Satu orang pekerja masih terjebak di dalam reruntuhan.

Insiden mematikan merupakan hal yang relatif biasa terjadi di kawasan-kawasan industri China sehingga memicu kekhawatiran atas kurangnya standar keamanan. Pertumbuhan ekonomi cepat yang terjadi sepanjang tiga dekade terakhir dibarengi dengan kecelakaan kerja dalam pertambangan sampai dengan pabrik-pabrik.

Dua pekerja yang terlika kini sudah berada di rumah sakit setelah keruntuhan pembangkit listrik pada pukul 07.00 pagi waktu setempat di Fengcheng, Provinsi China, demikian laporan dari sebuah stasiun televisi milik pemerintah.

Stasiun televisi itu melaporkan jumlah kematian sebanyak 67 orang, sementara petugas tengah berupaya menyelamatkan satu orang yang masih terjebak di antara reruntuhan.

Perdana Menteri China Li Keqiang sudah memerintahkan penyelidikan dan mendesak agar mereka yang bertanggung jawab segera dihukum, demikian pemerintah pusat menyatakan.

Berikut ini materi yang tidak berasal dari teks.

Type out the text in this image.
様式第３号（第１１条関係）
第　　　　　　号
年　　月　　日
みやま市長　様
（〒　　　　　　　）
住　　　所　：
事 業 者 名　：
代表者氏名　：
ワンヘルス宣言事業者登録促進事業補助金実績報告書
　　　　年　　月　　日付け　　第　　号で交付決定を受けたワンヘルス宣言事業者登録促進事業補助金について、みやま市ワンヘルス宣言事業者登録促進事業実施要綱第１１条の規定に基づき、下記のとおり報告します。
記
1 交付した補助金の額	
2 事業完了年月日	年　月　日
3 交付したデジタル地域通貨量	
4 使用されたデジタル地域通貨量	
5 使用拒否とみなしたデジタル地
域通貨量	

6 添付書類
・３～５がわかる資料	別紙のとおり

"Penguatan pengawasan dan langkah-langkah pencegahan, akan menghindari kecelakaan besar seperti ini terjadi kembali di kemudian hari," kata Li sebagaimana dikutip dari laman resmi pemerintah China.

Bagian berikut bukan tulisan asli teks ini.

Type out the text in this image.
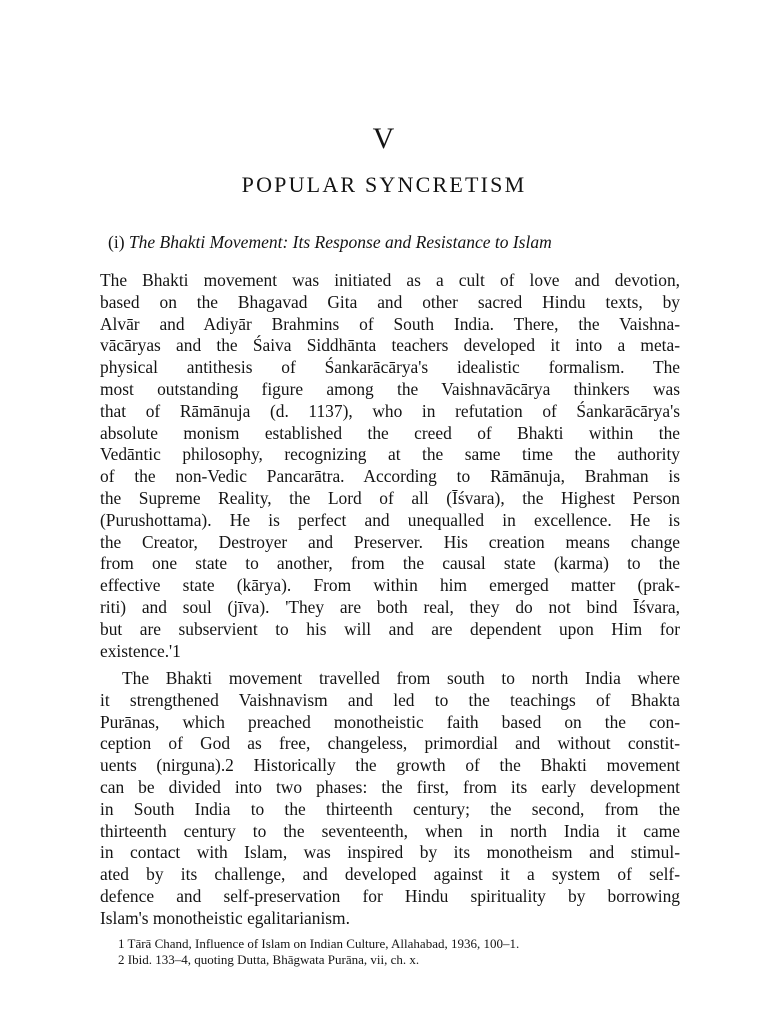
V
POPULAR SYNCRETISM
(i) The Bhakti Movement: Its Response and Resistance to Islam
The Bhakti movement was initiated as a cult of love and devotion,
based on the Bhagavad Gita and other sacred Hindu texts, by
Alvār and Adiyār Brahmins of South India. There, the Vaishna-
vācāryas and the Śaiva Siddhānta teachers developed it into a meta-
physical antithesis of Śankarācārya's idealistic formalism. The
most outstanding figure among the Vaishnavācārya thinkers was
that of Rāmānuja (d. 1137), who in refutation of Śankarācārya's
absolute monism established the creed of Bhakti within the
Vedāntic philosophy, recognizing at the same time the authority
of the non-Vedic Pancarātra. According to Rāmānuja, Brahman is
the Supreme Reality, the Lord of all (Īśvara), the Highest Person
(Purushottama). He is perfect and unequalled in excellence. He is
the Creator, Destroyer and Preserver. His creation means change
from one state to another, from the causal state (karma) to the
effective state (kārya). From within him emerged matter (prak-
riti) and soul (jīva). 'They are both real, they do not bind Īśvara,
but are subservient to his will and are dependent upon Him for
existence.'1
The Bhakti movement travelled from south to north India where
it strengthened Vaishnavism and led to the teachings of Bhakta
Purānas, which preached monotheistic faith based on the con-
ception of God as free, changeless, primordial and without constit-
uents (nirguna).2 Historically the growth of the Bhakti movement
can be divided into two phases: the first, from its early development
in South India to the thirteenth century; the second, from the
thirteenth century to the seventeenth, when in north India it came
in contact with Islam, was inspired by its monotheism and stimul-
ated by its challenge, and developed against it a system of self-
defence and self-preservation for Hindu spirituality by borrowing
Islam's monotheistic egalitarianism.
1 Tārā Chand, Influence of Islam on Indian Culture, Allahabad, 1936, 100–1.
2 Ibid. 133–4, quoting Dutta, Bhāgwata Purāna, vii, ch. x.
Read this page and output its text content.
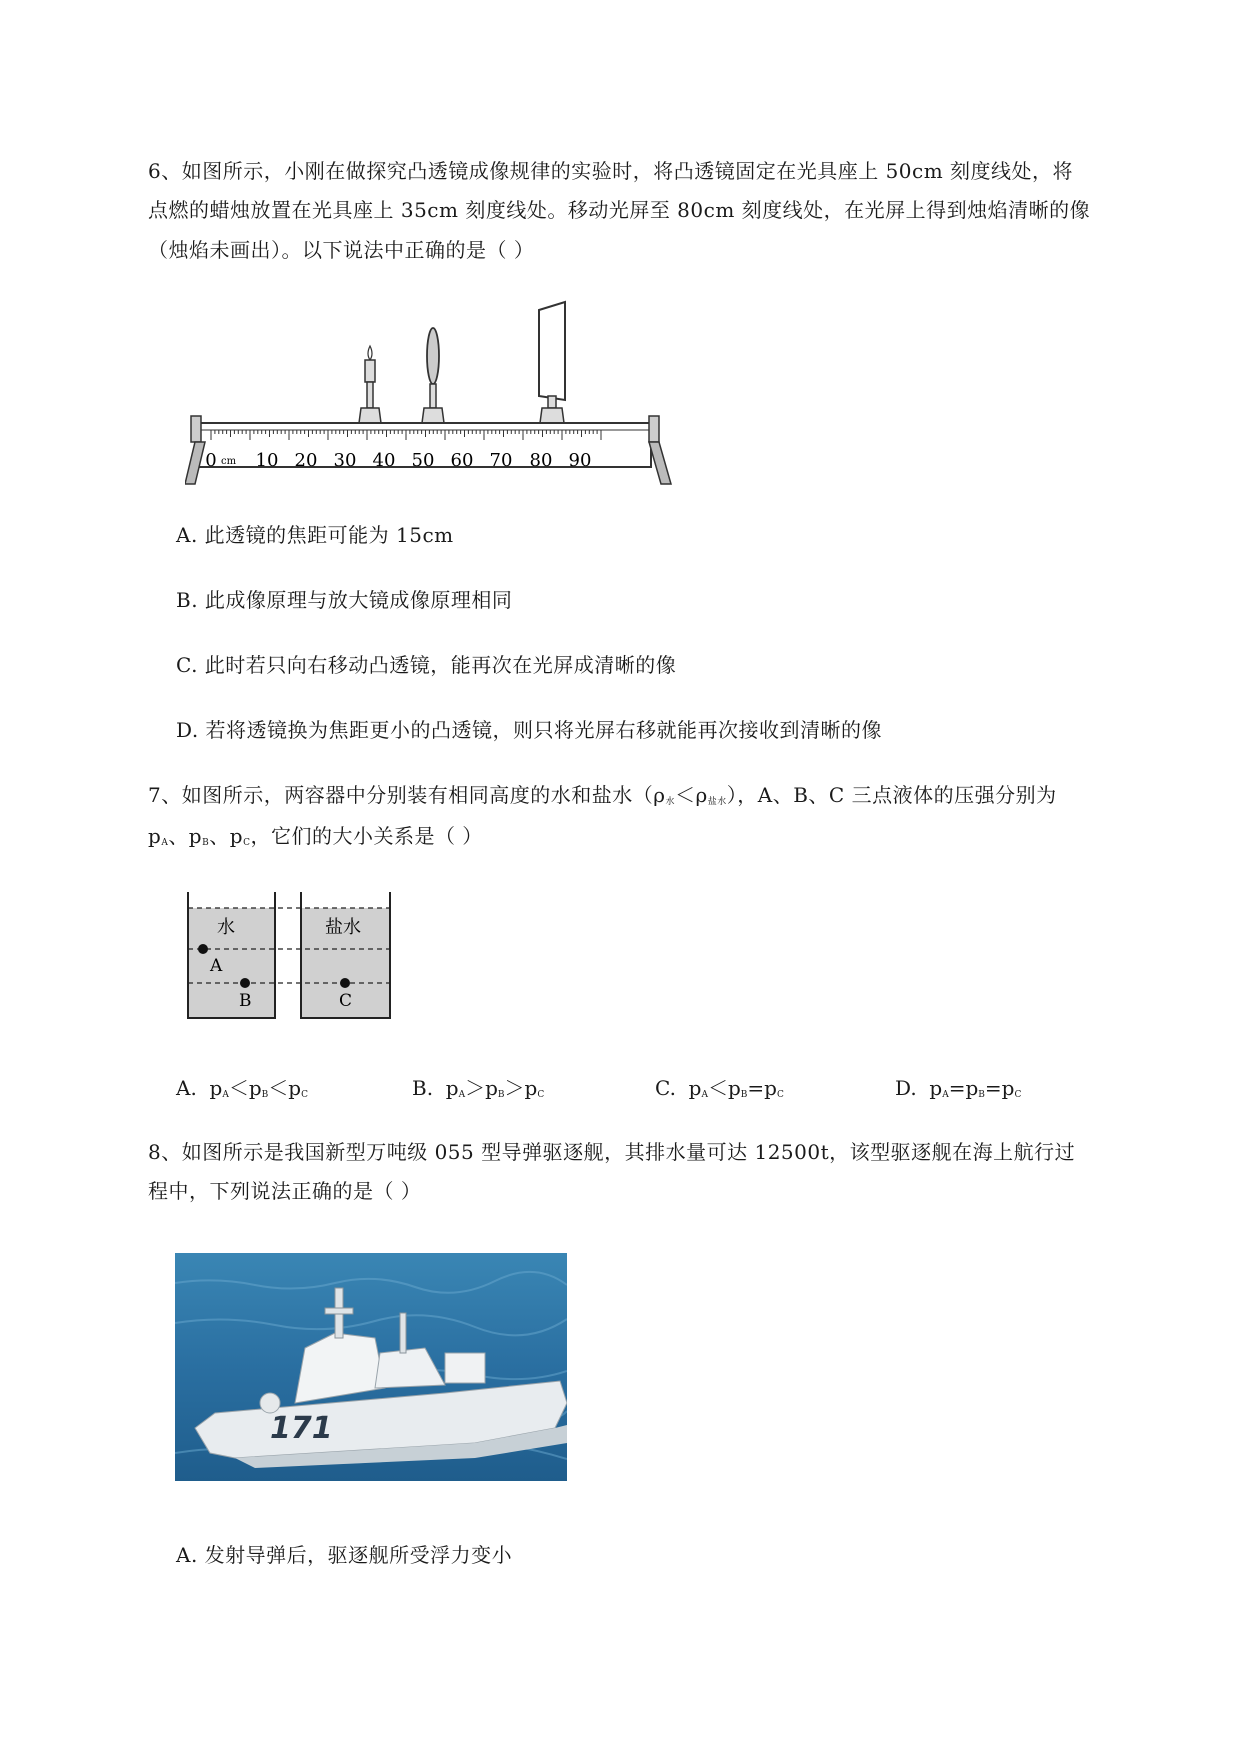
6、如图所示，小刚在做探究凸透镜成像规律的实验时，将凸透镜固定在光具座上 50cm 刻度线处，将
点燃的蜡烛放置在光具座上 35cm 刻度线处。移动光屏至 80cm 刻度线处，在光屏上得到烛焰清晰的像
（烛焰未画出）。以下说法中正确的是（ ）
cm
0 10 20 30 40 50 60 70 80 90
A. 此透镜的焦距可能为 15cm
B. 此成像原理与放大镜成像原理相同
C. 此时若只向右移动凸透镜，能再次在光屏成清晰的像
D. 若将透镜换为焦距更小的凸透镜，则只将光屏右移就能再次接收到清晰的像
7、如图所示，两容器中分别装有相同高度的水和盐水$(\rho_水<\rho_{盐水})$，A、B、C 三点液体的压强分别为
$p_A$、$p_B$、$p_C$，它们的大小关系是（ ）
水	盐水
A
B	C
A. $p_A<p_B<p_C$	B. $p_A>p_B>p_C$	C. $p_A<p_B=p_C$	D. $p_A=p_B=p_C$
8、如图所示是我国新型万吨级 055 型导弹驱逐舰，其排水量可达 12500t，该型驱逐舰在海上航行过
程中，下列说法正确的是（ ）
171
A. 发射导弹后，驱逐舰所受浮力变小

Kantor berita China, Xinhua, tidak menjelaskan tipe fasilitas pembangkit listrik yang runtuh, namun laporan-laporan sebelumnya menyatakan bahwa fasilitas tersebut memproduksi listrik dari batu bara. China sudah berulangkali berjanji untuk memperbaiki aspek keamanan bangunan itu.

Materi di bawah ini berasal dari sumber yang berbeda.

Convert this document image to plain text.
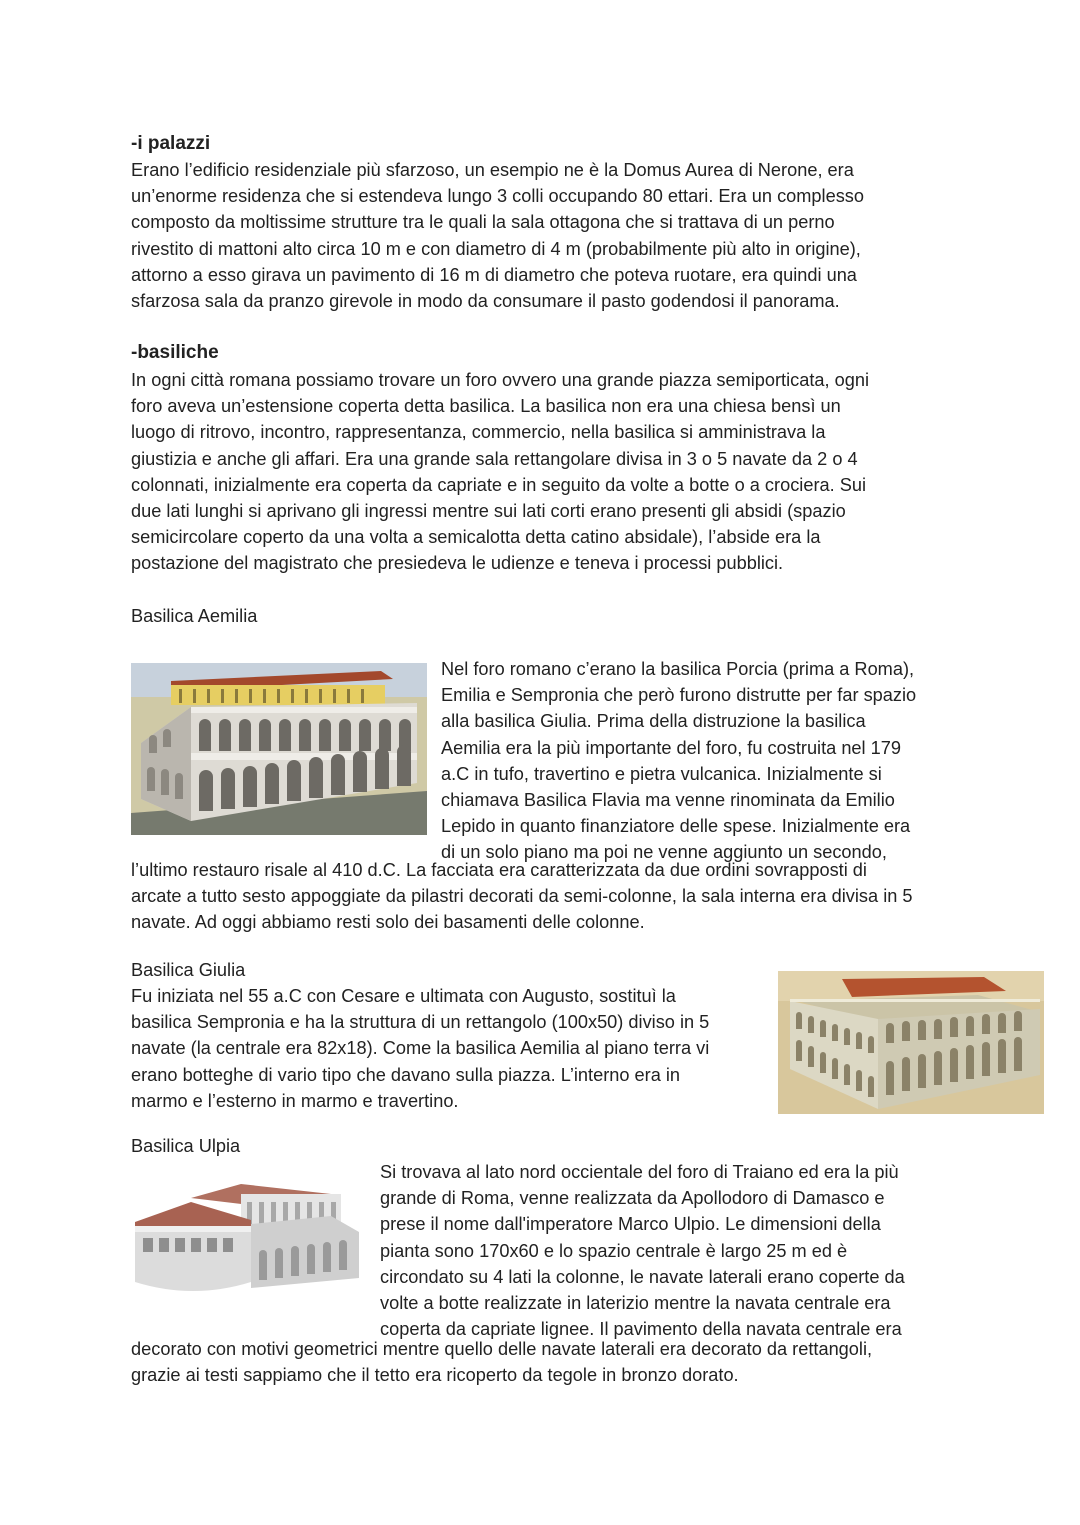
-i palazzi
Erano l’edificio residenziale più sfarzoso, un esempio ne è la Domus Aurea di Nerone, era
un’enorme residenza che si estendeva lungo 3 colli occupando 80 ettari. Era un complesso
composto da moltissime strutture tra le quali la sala ottagona che si trattava di un perno
rivestito di mattoni alto circa 10 m e con diametro di 4 m (probabilmente più alto in origine),
attorno a esso girava un pavimento di 16 m di diametro che poteva ruotare, era quindi una
sfarzosa sala da pranzo girevole in modo da consumare il pasto godendosi il panorama.
-basiliche
In ogni città romana possiamo trovare un foro ovvero una grande piazza semiporticata, ogni
foro aveva un’estensione coperta detta basilica. La basilica non era una chiesa bensì un
luogo di ritrovo, incontro, rappresentanza, commercio, nella basilica si amministrava la
giustizia e anche gli affari. Era una grande sala rettangolare divisa in 3 o 5 navate da 2 o 4
colonnati, inizialmente era coperta da capriate e in seguito da volte a botte o a crociera. Sui
due lati lunghi si aprivano gli ingressi mentre sui lati corti erano presenti gli absidi (spazio
semicircolare coperto da una volta a semicalotta detta catino absidale), l’abside era la
postazione del magistrato che presiedeva le udienze e teneva i processi pubblici.
Basilica Aemilia
Nel foro romano c’erano la basilica Porcia (prima a Roma),
Emilia e Sempronia che però furono distrutte per far spazio
alla basilica Giulia. Prima della distruzione la basilica
Aemilia era la più importante del foro, fu costruita nel 179
a.C in tufo, travertino e pietra vulcanica. Inizialmente si
chiamava Basilica Flavia ma venne rinominata da Emilio
Lepido in quanto finanziatore delle spese. Inizialmente era
di un solo piano ma poi ne venne aggiunto un secondo,
l’ultimo restauro risale al 410 d.C. La facciata era caratterizzata da due ordini sovrapposti di
arcate a tutto sesto appoggiate da pilastri decorati da semi-colonne, la sala interna era divisa in 5
navate. Ad oggi abbiamo resti solo dei basamenti delle colonne.
Basilica Giulia
Fu iniziata nel 55 a.C con Cesare e ultimata con Augusto, sostituì la
basilica Sempronia e ha la struttura di un rettangolo (100x50) diviso in 5
navate (la centrale era 82x18). Come la basilica Aemilia al piano terra vi
erano botteghe di vario tipo che davano sulla piazza. L’interno era in
marmo e l’esterno in marmo e travertino.
Basilica Ulpia
Si trovava al lato nord occientale del foro di Traiano ed era la più
grande di Roma, venne realizzata da Apollodoro di Damasco e
prese il nome dall'imperatore Marco Ulpio. Le dimensioni della
pianta sono 170x60 e lo spazio centrale è largo 25 m ed è
circondato su 4 lati la colonne, le navate laterali erano coperte da
volte a botte realizzate in laterizio mentre la navata centrale era
coperta da capriate lignee. Il pavimento della navata centrale era
decorato con motivi geometrici mentre quello delle navate laterali era decorato da rettangoli,
grazie ai testi sappiamo che il tetto era ricoperto da tegole in bronzo dorato.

Sementara itu Presiden Xi Jinping mengatakan bahwa otoritas pemerintah seharusnya sudah belajar dari meledaknya fasilitas penyimpanan bahan kimia berbahaya di pelabuhan kota Tianjin yang menewaskan lebih dari 170 orang pada tahun lalu.

Tidak lama setelah ledakan itu, Yang Dongliang dipecat dari jabatannya sebagai direktur Administrasi Negara untuk Keamanan Pekerja. Yang kemudian didakwa dengan tudingan korupsi.

Dalam pengadilan yang berakhir pada Kamis, dia mengaku menerima suap dan hadiah senilai 4,12 juta dolar AS, kata media setempat. Hukuman untuk Yang akan diputuskan pada sesi pengadilan lainnya.

Penasihat hukum Yang hingga kini belum berkomentar atas putusan hukum tersebut.